On Friday, a day after Israel launched "Operation Rising Lion" targeting over 100 Iranian nuclear and military sites and Iran retaliated with missile attacks on Israeli cities, the Energy Select Sector SPDR Fund XLE attracted $199 million in fresh capital, according to TradingView data.

That marks the largest single-day inflow since late April and the third-highest this year.

Over the full week, XLE pulled in $470 million—its biggest weekly haul since October 2024—while also logging six consecutive sessions of gains, the longest winning streak in eight months.

Looking at specific energy industries, the SPDR Oil & Gas Exploration & Production ETF XOP also witnessed consistent demand throughout the week, recording five straight days of inflows.

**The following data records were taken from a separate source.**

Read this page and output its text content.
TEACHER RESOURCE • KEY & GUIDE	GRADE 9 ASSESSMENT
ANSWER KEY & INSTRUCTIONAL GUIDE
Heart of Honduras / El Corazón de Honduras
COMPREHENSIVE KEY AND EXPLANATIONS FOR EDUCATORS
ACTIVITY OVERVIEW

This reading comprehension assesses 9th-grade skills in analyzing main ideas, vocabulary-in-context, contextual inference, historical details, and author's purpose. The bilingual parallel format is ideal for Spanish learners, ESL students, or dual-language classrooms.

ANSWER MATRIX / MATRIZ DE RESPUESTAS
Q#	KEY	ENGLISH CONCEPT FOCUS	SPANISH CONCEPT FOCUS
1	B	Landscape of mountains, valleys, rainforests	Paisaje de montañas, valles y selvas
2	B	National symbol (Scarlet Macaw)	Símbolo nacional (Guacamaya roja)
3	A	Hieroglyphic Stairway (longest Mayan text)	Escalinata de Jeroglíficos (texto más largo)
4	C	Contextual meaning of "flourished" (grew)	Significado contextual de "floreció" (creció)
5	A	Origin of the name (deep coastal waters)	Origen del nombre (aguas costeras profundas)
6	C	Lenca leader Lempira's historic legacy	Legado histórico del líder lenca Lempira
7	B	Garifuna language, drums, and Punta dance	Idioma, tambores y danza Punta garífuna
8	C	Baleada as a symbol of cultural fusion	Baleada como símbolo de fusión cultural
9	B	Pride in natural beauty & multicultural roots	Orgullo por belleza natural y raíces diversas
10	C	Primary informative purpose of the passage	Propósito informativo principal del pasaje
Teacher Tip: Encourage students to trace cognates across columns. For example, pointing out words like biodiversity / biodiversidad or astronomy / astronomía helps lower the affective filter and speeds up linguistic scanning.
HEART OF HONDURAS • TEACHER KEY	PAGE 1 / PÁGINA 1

Weekly net investments hit $310 million, the second strongest week of 2025 for the fund.

Other sector-focused ETFs trailed the energy fund's inflows, with the Materials Select Sector SPDR Fund XLB pulling in $295 million and the Utilities Select Sector SPDR Fund XLU attracting $267 million for the week.

ETF NameETF Weekly Flows (Jun 9 – Jun 13)Performance 1W
Energy Select Sector SPDR Fund+$470 million+5.6%
Materials Select Sector SPDR Fund+$295 million-0.5%
Utilities Select Sector SPDR Fund +$267 million+0.3%
Financials Select Sector SPDR Fund XLF+$259 million-2.6%
Communication Select Sector SPDR Fund XLC+$240 million-1.1%
Technology Select Sector SPDR Fund XLK+$217 million+0.3%
Consumer Discretionary Select Sector SPDR Fund XLY+$53 million-0.2%
Real Estate Select Sector SPDR Fund XLRE+$4 million 0.0%
Industrials Select Sector SPDR Fund XLI-$64 million-1.6%
Consumer Staples Select Sector SPDR Fund XLP-$200 million-0.9%
Health Care Select Sector SPDR Fund XLV-$262 million1.3%
Data: TradingView

Big Fear Is Iranian Oil Disruption

The renewed conflict pushed West Texas Intermediate crude to $72 per barrel by Friday, a 12% weekly gain and its strongest performance in years, as investors priced in rising supply risks.

Riding the wave of higher oil prices, the Energy Select Sector SPDR Fund outperformed the S&P 500 by 6% last week—its biggest weekly outperformance since September 2024 and the second largest since October 2022.

"Thus far, at least, Israel has not directly targeted Iran's oil supply, which appears to be unaffected," said Matthew Ryan, head of market strategy at Ebury, in an emailed comment.

"The big fear for investors is that an escalation will not only raise the risk of a prolonged conflict, but it could disrupt Iranian oil production."

The Goldman Sachs commodities team sees a rising geopolitical risk premium. In one modeled scenario, they assume Iran's output drops by 1.75 million barrels per day over six months due to infrastructure damage, with core OPEC+ offsetting only half of that.

In such a case, Brent could peak just above $90 before falling back to the $60s in 2026 as Iranian supply recovers.

Yet, Goldman's Daan Struyven also warned of more extreme outcomes. If broader regional production or logistics—especially in the Strait of Hormuz, the narrow passage that carries nearly 20% of global oil—are impacted, prices could exceed $100 per barrel.

"In that extreme tail scenario, OPEC+ may be unable to deploy enough spare capacity," Struyven said, highlighting that the oil market remains vulnerable to sudden shocks, particularly through chokepoints like Hormuz.